YOUR SOLIN GENERATED RECIPE
Creamy Coconut Chickpea Curry Stew
Enjoy a warming bowl of creamy coconut chickpea curry stew, featuring hearty chickpeas and protein-rich tofu simmered in a vibrant blend of spices, light coconut milk, and tomatoes, finished with fresh spinach.
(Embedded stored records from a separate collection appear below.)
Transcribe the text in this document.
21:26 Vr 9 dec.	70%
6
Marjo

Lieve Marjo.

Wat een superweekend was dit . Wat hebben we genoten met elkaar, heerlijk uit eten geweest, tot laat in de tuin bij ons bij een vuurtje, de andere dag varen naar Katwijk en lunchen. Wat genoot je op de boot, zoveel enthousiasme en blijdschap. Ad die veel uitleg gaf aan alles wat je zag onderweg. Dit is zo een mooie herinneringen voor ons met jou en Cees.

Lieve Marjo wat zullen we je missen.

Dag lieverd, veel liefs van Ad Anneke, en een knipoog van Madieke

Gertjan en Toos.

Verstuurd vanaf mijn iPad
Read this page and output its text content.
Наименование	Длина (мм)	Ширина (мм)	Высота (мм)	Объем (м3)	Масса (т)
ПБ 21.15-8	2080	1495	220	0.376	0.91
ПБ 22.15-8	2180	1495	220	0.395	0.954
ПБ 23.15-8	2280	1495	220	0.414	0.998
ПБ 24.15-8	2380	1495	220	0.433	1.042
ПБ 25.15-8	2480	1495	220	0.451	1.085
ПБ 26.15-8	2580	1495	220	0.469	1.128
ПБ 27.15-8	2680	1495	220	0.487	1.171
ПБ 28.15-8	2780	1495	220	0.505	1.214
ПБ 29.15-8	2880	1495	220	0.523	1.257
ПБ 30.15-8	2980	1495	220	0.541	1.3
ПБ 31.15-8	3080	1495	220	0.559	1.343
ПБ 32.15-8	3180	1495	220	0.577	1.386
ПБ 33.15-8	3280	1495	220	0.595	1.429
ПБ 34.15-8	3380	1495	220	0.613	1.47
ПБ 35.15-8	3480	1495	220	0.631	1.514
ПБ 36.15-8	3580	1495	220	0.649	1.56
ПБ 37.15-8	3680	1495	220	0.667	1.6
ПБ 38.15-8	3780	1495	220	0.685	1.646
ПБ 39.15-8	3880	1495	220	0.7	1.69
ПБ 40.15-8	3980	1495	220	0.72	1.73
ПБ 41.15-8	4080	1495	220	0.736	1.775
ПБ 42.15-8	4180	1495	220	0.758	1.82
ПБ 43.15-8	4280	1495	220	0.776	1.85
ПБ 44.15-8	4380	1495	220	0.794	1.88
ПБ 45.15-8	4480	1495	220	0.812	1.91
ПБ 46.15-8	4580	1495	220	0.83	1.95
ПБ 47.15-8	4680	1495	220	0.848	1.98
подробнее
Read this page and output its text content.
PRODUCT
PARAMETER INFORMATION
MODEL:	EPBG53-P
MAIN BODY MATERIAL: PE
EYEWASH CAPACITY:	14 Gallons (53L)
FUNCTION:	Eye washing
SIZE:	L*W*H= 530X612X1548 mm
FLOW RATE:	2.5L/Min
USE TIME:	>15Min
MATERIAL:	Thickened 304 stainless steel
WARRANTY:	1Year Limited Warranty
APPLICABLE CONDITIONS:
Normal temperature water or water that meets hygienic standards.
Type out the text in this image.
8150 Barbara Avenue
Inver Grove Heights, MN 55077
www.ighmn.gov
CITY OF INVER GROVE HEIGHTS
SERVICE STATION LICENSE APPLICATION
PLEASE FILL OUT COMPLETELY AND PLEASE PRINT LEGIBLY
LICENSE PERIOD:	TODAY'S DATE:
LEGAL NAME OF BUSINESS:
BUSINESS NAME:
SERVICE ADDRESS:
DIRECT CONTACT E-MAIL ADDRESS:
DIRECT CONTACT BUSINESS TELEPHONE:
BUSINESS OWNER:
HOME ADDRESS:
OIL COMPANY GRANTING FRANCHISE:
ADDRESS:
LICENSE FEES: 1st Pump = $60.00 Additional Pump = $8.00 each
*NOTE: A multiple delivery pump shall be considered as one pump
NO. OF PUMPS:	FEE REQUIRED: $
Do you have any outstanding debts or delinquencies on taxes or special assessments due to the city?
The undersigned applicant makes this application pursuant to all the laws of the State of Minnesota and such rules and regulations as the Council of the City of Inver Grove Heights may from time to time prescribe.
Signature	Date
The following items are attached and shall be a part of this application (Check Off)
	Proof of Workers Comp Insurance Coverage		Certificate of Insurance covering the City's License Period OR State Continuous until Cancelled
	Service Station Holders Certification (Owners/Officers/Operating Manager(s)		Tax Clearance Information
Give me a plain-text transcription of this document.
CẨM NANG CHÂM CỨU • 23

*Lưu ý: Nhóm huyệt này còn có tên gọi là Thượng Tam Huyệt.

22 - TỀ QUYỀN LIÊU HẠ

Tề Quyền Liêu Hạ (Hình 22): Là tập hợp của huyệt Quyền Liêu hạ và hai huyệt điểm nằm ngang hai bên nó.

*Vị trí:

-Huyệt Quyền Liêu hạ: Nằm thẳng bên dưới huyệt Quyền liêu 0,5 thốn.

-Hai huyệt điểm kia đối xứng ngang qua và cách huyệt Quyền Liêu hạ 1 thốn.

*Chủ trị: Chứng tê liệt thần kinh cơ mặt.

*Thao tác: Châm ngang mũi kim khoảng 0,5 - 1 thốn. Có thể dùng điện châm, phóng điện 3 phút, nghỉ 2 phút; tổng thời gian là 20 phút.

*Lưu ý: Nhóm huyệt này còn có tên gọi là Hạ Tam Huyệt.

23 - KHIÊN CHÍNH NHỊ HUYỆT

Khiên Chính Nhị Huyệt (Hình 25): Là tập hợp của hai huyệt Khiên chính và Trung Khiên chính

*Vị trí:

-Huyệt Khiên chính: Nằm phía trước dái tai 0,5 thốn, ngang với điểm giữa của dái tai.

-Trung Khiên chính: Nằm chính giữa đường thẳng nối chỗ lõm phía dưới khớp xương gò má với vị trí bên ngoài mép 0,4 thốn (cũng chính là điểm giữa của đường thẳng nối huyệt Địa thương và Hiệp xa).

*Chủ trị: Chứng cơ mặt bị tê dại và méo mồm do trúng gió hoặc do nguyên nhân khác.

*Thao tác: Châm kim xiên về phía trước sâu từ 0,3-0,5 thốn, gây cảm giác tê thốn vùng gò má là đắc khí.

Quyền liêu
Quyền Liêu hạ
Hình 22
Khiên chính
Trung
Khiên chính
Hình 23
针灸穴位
This dish offers a rich, comforting flavor profile with a creamy texture and aromatic spices.
INGREDIENTS
1 cup Chickpeas (cooked)
250 grams Firm Tofu
1/2 cup Light Coconut Milk
1/2 cup Diced Tomatoes
1 cup Spinach
1/2 small Yellow Onion
2 cloves Garlic
1 teaspoon Fresh Ginger
1/2 teaspoon Olive Oil
1 teaspoon Turmeric Powder
1 teaspoon Ground Cumin
1 teaspoon Ground Coriander
1/2 cup Vegetable Broth
PREPARATION
Drain and rinse the cooked chickpeas if using canned, and cut the firm tofu into cubes.
In a large skillet or pot, heat 1/2 teaspoon of olive oil over medium heat. Sauté the chopped onion, minced garlic, and grated ginger until the onion becomes translucent.
Add the turmeric, cumin, and coriander to the onion mixture, stirring for about 30 seconds to release their aromas.
Pour in the light coconut milk and vegetable broth, stirring to combine. Add the diced tomatoes and bring the mixture to a gentle simmer.
Gently stir in the cubed tofu and chickpeas. Allow the curry to simmer for 8-10 minutes so the flavors meld together.
Fold in the fresh spinach and simmer for an additional 2 minutes until the spinach wilts.
Taste and adjust seasonings if needed. Serve warm as a comforting meal for breakfast, lunch, or dinner.